Green = consistent answers (AI is confident). Red = different answers each time (AI is confused).

2
Pick the most uncertain questions
Selected for annotation
The train speed problem and the multi-step word problem have the highest disagreement. These are where AI needs the most help — and where examples will have the biggest impact.
3
Write detailed solutions for those questions
You write step-by-step reasoning for each selected question
These become your few-shot examples — teaching AI the exact types of reasoning it struggles with.
4
Use those targeted examples going forward
Result
Now when you ask AI new questions, you include these carefully chosen examples in your prompt. Because they target AI's actual weaknesses, they improve performance far more than random examples would.

Why This Works

Not all examples are created equal. Showing AI how to solve "2 + 2" teaches it nothing — it already knows that. Showing AI how to solve a tricky word problem it keeps getting wrong? That's where the learning happens.
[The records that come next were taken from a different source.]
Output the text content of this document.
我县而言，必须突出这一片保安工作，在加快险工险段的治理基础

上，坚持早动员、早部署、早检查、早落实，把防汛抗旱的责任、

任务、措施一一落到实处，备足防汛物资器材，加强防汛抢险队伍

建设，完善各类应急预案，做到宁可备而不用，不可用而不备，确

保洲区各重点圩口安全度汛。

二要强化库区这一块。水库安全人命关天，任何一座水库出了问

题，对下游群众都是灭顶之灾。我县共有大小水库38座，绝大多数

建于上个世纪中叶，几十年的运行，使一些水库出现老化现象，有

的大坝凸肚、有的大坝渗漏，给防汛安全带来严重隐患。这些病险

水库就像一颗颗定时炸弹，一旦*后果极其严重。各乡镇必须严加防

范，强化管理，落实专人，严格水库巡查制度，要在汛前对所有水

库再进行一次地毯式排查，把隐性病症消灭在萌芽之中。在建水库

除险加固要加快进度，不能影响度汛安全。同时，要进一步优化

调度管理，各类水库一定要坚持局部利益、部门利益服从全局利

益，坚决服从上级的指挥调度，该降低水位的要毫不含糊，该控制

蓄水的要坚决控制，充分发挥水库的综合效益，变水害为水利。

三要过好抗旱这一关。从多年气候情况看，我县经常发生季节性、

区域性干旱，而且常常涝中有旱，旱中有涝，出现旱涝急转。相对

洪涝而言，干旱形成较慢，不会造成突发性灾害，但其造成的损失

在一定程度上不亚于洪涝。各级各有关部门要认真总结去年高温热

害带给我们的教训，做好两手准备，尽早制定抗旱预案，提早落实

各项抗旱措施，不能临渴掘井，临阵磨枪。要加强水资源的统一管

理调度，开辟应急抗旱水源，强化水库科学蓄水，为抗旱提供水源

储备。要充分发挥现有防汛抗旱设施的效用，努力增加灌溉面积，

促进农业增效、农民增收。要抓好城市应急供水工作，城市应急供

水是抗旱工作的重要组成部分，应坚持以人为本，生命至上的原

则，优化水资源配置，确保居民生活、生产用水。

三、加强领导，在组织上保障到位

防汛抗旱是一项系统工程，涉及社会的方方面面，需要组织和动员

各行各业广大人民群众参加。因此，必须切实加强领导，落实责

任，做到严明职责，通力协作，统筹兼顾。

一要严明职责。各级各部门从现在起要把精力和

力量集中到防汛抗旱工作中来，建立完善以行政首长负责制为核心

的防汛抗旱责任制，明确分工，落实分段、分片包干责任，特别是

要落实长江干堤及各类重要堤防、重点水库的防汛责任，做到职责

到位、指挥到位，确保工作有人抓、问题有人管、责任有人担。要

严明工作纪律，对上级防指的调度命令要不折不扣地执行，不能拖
Active Prompting is like a teacher who gives a diagnostic quiz first, finds out which topics the students struggle with, and then focuses the lesson on exactly those topics. It's the same amount of teaching effort, but aimed where it matters most.

The Composition

Test AI on many questions to find where it's confused. Write detailed examples for those hard questions. Use them as your few-shot demonstrations. Targeted examples beat random examples every time.

How to Apply This

When to Use This

When to Skip This

How It Relates

Active Prompting combines Show by Example with the sampling idea from Self-Consistency, but uses it for a completely different purpose. Self-Consistency samples multiple answers to find the right one. Active Prompting samples multiple answers to find where AI is weakest, then teaches it there.

It's complementary with Self-Consistency too — you can use Active Prompting to select better examples, then use Self-Consistency at inference time for even more accuracy. The two address different parts of the problem: better examples going in, and better answer selection coming out.